PDF(Pubmed)
Abstract:
Prostate cancer is a disease that depends on androgenic stimulation and is thus commonly treated with androgen deprivation therapy (ADT). ADT is highly successful initially; however, patients inevitably relapse at which point the cancer grows independently of androgens and is termed castration-resistant prostate cancer (CRPC). CRPC develops through various mechanisms, one of these being crosstalk of the androgen receptor (AR) signaling pathway with other signaling pathways. Congruently, prior work has shown that androgen deprivation induces SHH signaling, which subsequently promotes activation of AR-dependent gene expression to promote cell growth. Mechanistically, this crosstalk involves a physical interaction between AR and components of SHH signaling, specifically proteins of the GLI transcription factor family.
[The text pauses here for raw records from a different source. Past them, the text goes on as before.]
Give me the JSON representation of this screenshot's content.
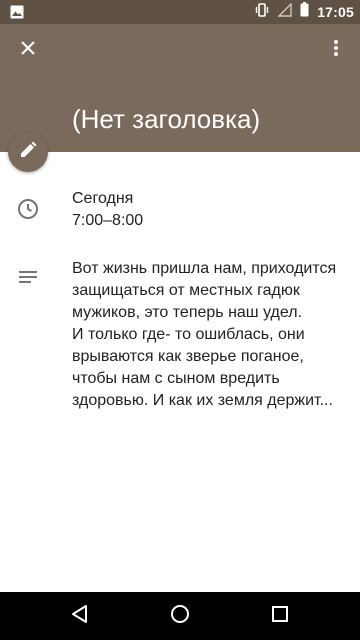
{
  "status_bar": {
    "time": "17:05",
    "icons": [
      "image-icon",
      "vibrate-icon",
      "signal-icon",
      "battery-icon"
    ]
  },
  "toolbar": {
    "close_icon": "close-icon",
    "more_icon": "more-vert-icon",
    "title": "(Нет заголовка)",
    "color": "#7a6a5b"
  },
  "edit_button": {
    "icon": "pencil-icon"
  },
  "event_time": {
    "day": "Сегодня",
    "range": "7:00–8:00"
  },
  "description": {
    "lines": [
      "Вот жизнь пришла нам, приходится",
      "защищаться от местных гадюк",
      "мужиков, это теперь наш удел.",
      "И только где- то ошиблась, они",
      "врываются как зверье поганое,",
      "чтобы нам с сыном вредить",
      "здоровью. И как их земля держит..."
    ]
  },
  "nav_bar": {
    "icons": [
      "back-icon",
      "home-icon",
      "recents-icon"
    ]
  }
}
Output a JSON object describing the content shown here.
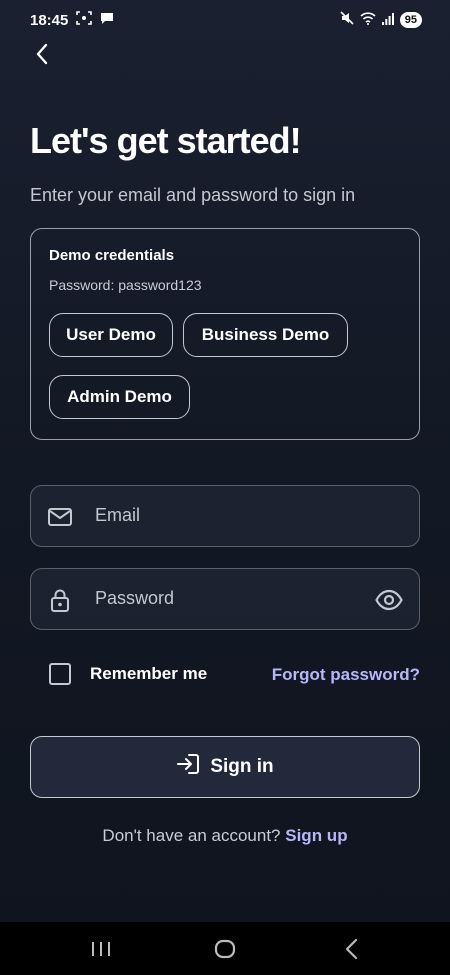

These findings thus suggest that activation of SHH signaling could promote the recurrence of cell growth in the absence of androgens to ultimately lead to progression towards CRPC. In this study, we have investigated this mechanism in a subset of prostate cancer that harbors genetic alterations within the Mediator subunit 12 (MED12). We found that loss of MED12 promotes the expression of GLI3 target genes which subsequently drives excessive cell growth in the absence of androgens. Thus, we conclude that genetic alterations within MED12 promote CRPC through hyperactivated GLI3 dependent sonic hedgehog signaling.
摘要:
前列腺癌是一种依赖于雄激素刺激的疾病,因此通常用雄激素剥夺疗法(ADT)治疗。ADT最初非常成功;然而,患者不可避免地复发,此时癌症的生长与雄激素无关,被称为去势抵抗性前列腺癌(CRPC).CRPC通过各种机制发展,其中之一是雄激素受体(AR)信号通路与其他信号通路的串扰。一致地,先前的工作表明,雄激素剥夺诱导SHH信号,随后促进AR依赖性基因表达的激活以促进细胞生长。机械上,这种串扰涉及AR和SHH信号分量之间的物理相互作用,特别是GLI转录因子家族的蛋白质。因此,这些发现表明,SHH信号的激活可以在缺乏雄激素的情况下促进细胞生长的复发,最终导致向CRPC的进展。在这项研究中,我们已经在一个在Mediator亚基12(MED12)内具有遗传改变的前列腺癌子集中研究了这一机制.我们发现MED12的缺失促进GLI3靶基因的表达,其随后在不存在雄激素的情况下驱动细胞过度生长。因此,我们得出的结论是,MED12内的遗传改变通过过度激活的GLI3依赖的Sonichedgehog信号促进CRPC。